André LaCocque’s work on Ruth follows on the heels of a previous version of the commentary in French (Le Livre de Ruth, CAT [Geneva: Labor et Fides, 2004]). The present commentary however, is “not a slavish duplication” (p. xvii).
LaCocque presents Ruth as a post-exilic novella; a subversive, “midrashic fiction” (p. 12) that brings a “generous comprehension of the Torah” (p. 135). LaCocque views the narrative through social and legal lenses (p. 2), concluding that the novella critiques the exclusivist element (particularly priestly element [p. 135]) of post-exilic society. Using a hermeneutic of ḥesed the author moves beyond legalistic Torah observance to the application of the true commandment (although one wonders how its application is measured). In this way the Law is “no longer a means of control and power … but the instrument of peace, reconciliation, and equality” (p. 27). For LaCocque, such a reading makes the book a canonical bridge to the generous and inclusive ministry of Jesus (pp. 101, 108, 154).
Much of LaCocque’s reading of Ruth as a subversive document rests on his placement of its composition in the post-exilic period. Throughout the commentary, he consistently mounts proofs (social, legal, linguistic, form-critical) for this late date, following up the main lines of his argument presented in the introduction. He includes the genealogy as an intrinsic and original part of the narrative, a fictitious (p. 15) presentation of the glorious king—whose family history included a non-Israelite. This genealogical fiction is offered to its post-exilic audience to urge the validity of interpreting the Law to include a foreigner into the people Israel.
In a lengthy introduction, he gives an overview of the whole narrative, comments on textual criticism, literary criticism, style, canonicity, date, social environment, and theology. Following the introduction, he addresses each chapter in a new commentary chapter. Each begins with several reference passages (pertinent canonical intertexts, and background social and legal texts). Next, LaCocque has a general discussion of each chapter (most substantial for chapters 3 and 4; minimal for chapter 2). These are wonderful exegetical interactions with the final form and narrative shape of the book of Ruth, unfolding it through a variety of means: social commentary, interaction with modern critical theories (particularly feminist), and theological commentary. Following the general discussion, LaCocque works through each chapter scene-by-scene, reproducing the biblical text (NRSV), providing annotations primarily concerning textual witnesses, and concluding with discussion of each verse.

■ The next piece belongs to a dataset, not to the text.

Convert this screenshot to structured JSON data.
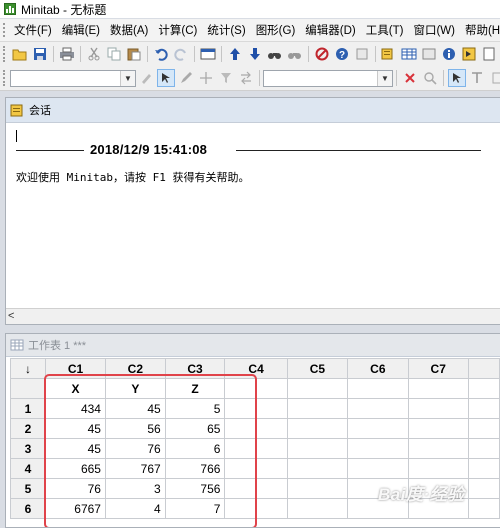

Much could be said of LaCocque’s very readable work with respect to the intertextual connections he cites (particularly to Genesis 19 and 38), but it is his work in detailing the interpretation of the levirate and redemption laws which stands as the most explicative part of his work. Here, he builds an argument that neither Naomi (due to her age) nor Ruth (due to her foreignness) is eligible for the application of the levirate law. Consequently, without hope of issue, there could be no application of the redemption law. Boaz subverts the Law’s strict application, transferring the claim a younger Naomi might make on the levirate law to the foreign, young woman Ruth, thus also enabling the activation of the law of redemption. Given LaCocque’s reading of the Law as exclusive and non-applicable, one catches the sense of wonder and joy at the discovery of such ḥesed. Surely, if written to a post-exilic, exclusionary audience, the book (at the very least) would chide their hardness of heart, and at the most, invite them into full participation with such a spirit of generosity.
Not all will agree with LaCocque’s assessment of the non-applicability of the Laws in this particular instance. Victor H. Matthews’ work, published contemporaneously (Judges & Ruth, [Cambridge: Cambridge University Press, 2004]) assumes their applicability and stresses that the hospitality protocols of the day encouraged their application even to the foreigner. A further question is raised by LaCocque’s insistence that Boaz’s generous interpretation of the Law must necessarily be generated in a post-exilic setting; one wonders if such an interpretation (subversive, even) could not have also arisen in a pre-exilic setting.
Throughout, LaCocque footnotes his work extensively; of particular interest here is his awareness of the rabbinic traditions which bring fresh and helpful insights not often found in non-Jewish readings of the Hebrew Bible.
This commentary is highly recommended, suitable for graduate students and scholars, pastors and interested lay people. It provides careful interaction with both the biblical text and the original languages, but is also readable and theologically stimulating.